Question:A number n is decreased by 5, and then the result is multiplied by 3. The final value is 21....

1. TRANSLATE the problem information step by step

The key is to convert each part in the exact order given:

• "A number n is decreased by 5" → \(\mathrm{n - 5}\)
• "then the result is multiplied by 3" → \(\mathrm{3(n - 5)}\)
• "The final value is 21" → \(\mathrm{= 21}\)

Important: The word "then" tells us the order matters!

2. INFER why order and parentheses matter

• The parentheses in \(\mathrm{3(n - 5)}\) ensure we subtract 5 first, then multiply the entire result by 3
• Without parentheses, \(\mathrm{3n - 5}\) would multiply n by 3 first, then subtract 5 (different meaning)

3. TRANSLATE this into the complete equation

Putting it all together: \(\mathrm{3(n - 5) = 21}\)

4. Verify by checking each answer choice

• (A) \(\mathrm{3n - 5 = 21}\) multiplies first, subtracts second (wrong order)
• (B) \(\mathrm{3(n - 5) = 21}\) matches our translation (correct)
• (C) \(\mathrm{n - 5 \cdot 3 = 21}\) means \(\mathrm{n - 15 = 21}\) (only 5 gets multiplied)
• (D) \(\mathrm{(n - 5) + 3 = 21}\) uses addition instead of multiplication

Answer: B

Why Students Usually Falter on This Problem

Most Common Error Path:

Weak TRANSLATE skill: Students translate piece by piece but ignore the sequential order indicated by "then"

They might think: "n decreased by 5 is n-5, and multiply by 3 is times 3, so it's 3n - 5 = 21"

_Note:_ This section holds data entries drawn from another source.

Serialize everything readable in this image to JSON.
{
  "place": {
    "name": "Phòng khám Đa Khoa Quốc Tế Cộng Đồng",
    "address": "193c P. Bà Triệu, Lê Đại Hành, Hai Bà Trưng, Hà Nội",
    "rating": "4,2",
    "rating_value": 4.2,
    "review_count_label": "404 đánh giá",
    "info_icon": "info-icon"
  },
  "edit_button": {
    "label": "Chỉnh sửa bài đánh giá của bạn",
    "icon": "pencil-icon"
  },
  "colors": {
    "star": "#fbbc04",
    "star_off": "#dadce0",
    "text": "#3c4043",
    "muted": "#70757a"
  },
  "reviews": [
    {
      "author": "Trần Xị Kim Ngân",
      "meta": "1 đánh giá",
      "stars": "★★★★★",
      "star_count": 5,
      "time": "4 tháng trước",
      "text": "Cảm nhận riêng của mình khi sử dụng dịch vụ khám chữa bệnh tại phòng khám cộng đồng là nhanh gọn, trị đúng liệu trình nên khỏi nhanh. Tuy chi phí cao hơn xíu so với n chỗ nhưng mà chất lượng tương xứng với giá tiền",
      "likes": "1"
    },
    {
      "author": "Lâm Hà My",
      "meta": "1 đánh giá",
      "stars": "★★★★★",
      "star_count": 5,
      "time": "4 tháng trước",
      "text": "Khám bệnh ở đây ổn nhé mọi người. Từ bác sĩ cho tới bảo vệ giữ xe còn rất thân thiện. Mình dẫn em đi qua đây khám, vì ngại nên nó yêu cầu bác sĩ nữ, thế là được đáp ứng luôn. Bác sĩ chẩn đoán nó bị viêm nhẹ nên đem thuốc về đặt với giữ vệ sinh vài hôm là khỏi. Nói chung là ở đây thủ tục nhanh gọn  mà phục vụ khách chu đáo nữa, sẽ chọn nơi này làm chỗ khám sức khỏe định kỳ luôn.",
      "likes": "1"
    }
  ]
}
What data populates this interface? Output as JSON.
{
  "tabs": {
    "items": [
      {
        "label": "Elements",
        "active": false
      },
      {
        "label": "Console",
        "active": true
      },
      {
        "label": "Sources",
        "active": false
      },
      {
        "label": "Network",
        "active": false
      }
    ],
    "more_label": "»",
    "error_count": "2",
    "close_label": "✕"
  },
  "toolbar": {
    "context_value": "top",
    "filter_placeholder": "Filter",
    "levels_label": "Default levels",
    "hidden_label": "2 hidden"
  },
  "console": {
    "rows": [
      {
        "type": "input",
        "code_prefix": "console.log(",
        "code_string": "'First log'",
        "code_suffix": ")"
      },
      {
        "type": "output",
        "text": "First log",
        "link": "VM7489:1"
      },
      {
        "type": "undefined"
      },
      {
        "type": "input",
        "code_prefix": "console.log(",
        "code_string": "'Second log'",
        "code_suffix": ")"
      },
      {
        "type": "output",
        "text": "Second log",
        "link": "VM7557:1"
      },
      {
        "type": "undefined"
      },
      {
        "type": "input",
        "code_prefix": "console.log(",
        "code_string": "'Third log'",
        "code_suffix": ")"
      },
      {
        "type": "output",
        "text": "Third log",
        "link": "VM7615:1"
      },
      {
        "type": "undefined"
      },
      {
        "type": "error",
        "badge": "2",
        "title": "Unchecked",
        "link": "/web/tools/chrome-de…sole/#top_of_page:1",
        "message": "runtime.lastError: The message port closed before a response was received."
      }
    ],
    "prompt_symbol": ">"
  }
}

This leads them to select Choice A (\(\mathrm{3n - 5 = 21}\))

Second Most Common Error:

Poor TRANSLATE reasoning: Students misunderstand what "the result is multiplied by 3" refers to

They think the 5 gets multiplied by 3, creating n - 5×3, which becomes n - 15 = 21

This may lead them to select Choice C (\(\mathrm{n - 5 \cdot 3 = 21}\))

The Bottom Line:

The word "then" is crucial - it tells you that one operation must be completed before the next one begins. This is why we need parentheses to group \(\mathrm{(n - 5)}\) together before multiplying by 3.